The consensus among climate researchers is outlined by the report of the Intergovernmental Panel on Climate Change:

Human activities ... are modifying the concentration of atmospheric constituents ... that absorb or scatter radiant energy. Most of the observed warming over the last 50 years is likely to have been due to the increase in greenhouse gas concentrations.
This conclusion (or very similar wording) is endorsed by the National Academy of Sciences, The American Meteorological Society, the American Geophysical Union and its parent organization, the American Institute of Physics, the national science academies of the G8 nations, Brazil, China, and India. and the American Association for the Advancement of Science, which wrote
The scientists at the briefing said global warming is not as controversial as sometimes portrayed by skeptics. Those who study the issue agree that human industrial activity is having an impact on climate, they said, and policy makers need to understand the depth of scientific consensus on key issues.
The consensus was examined in a Science study by Prof. Naomi Oreskes (Dec. 2004) in which she surveyed 928 scientific journal articles that matched the search [global climate change]. Of these, according to Oreskes, 75% agreed with the consensus view (either implicitly or explicitly), 25% took no stand one way or the other, and none rejected the consensus. Even reporters who are predisposed to covering "both sides" of a story, like a sporting event, can see that when all the scientific organizations and 75% of 928 papers are on one side, with zero scientific organizations or scientific papers on the other side (at least from this sample), the game is over.

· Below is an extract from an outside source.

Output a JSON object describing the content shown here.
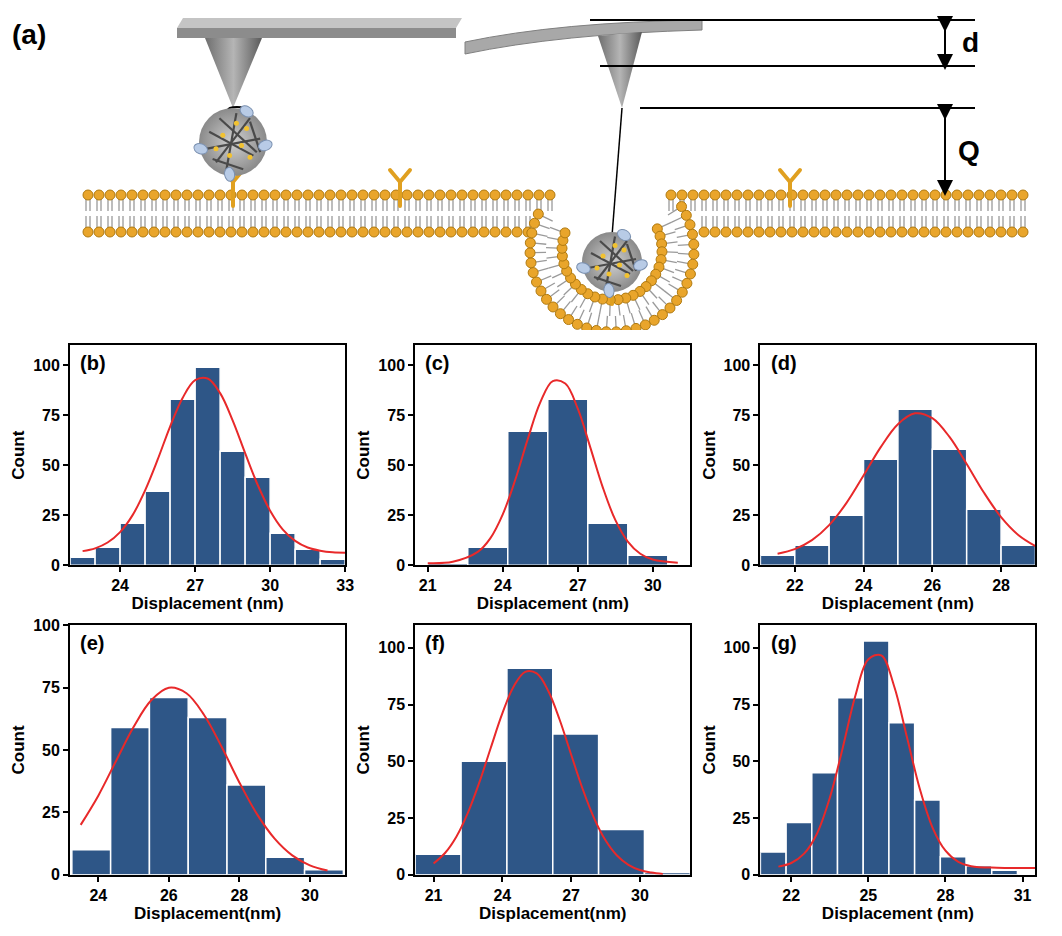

But before calling the game, let's consider some criticism of Oreskes and its coverage in the press. In a letter to Science, Social anthropologist Benny Peiser claimed that when he attempted to replicate Oreskes' study, he found 34 articles that "reject or doubt" the consensus, thereby falsifying Oreskes' results. Science chose not to publish the letter, and Peiser claimed bias on the part of Science, and was the subject of sympathetic articles in The Telgraph (1 May 2005) and (7 Dec. 2004).

Certainly nobody wants to stifle legitimate scientific debate, so was Science wrong to reject the letter? Were the Telegraph and CNSNews right to publish these articles? My feeling is that it hinges not on whether Peiser is complaining, but on whether he has a legitimate complaint. It should be the reporter's job to determine this. Any reporter could do this with about two hours of work. That's what I did: I looked at the evidence myself (see my separate web page for details). I read 59 scientific article abstracts, and classified them into the categories Oreskes used. My analysis was consistent with the Oreskes article. I found that only two of the 34 papers Peiser cites as rejecting the consensus actually do reject it, and that these were both opinion pieces rather than scientific articles; that's why they were not included in Oreskes' study. Therefore I conclude Science was right to reject Peiser's letter, and the Telegraph and CNSNews were wrong to print articles on Peiser without critical evaluation. Update (June 2007): Peiser has backed off his claims, and now says there is actually only one out of the 34 papers actually rejects the consensus, and that one is an editorial, not a scientific paper.

You might also want to check out another case of "scurrilous parroting" (their phrase, not mine) on global warming.


Being a reporter is hard. You have to be able to read, to ask questions, to do multiplication and division, and to think. But at least some of our sixth-graders can do it, and reporters should be able to too. That's the only thing that will separate them from parrots.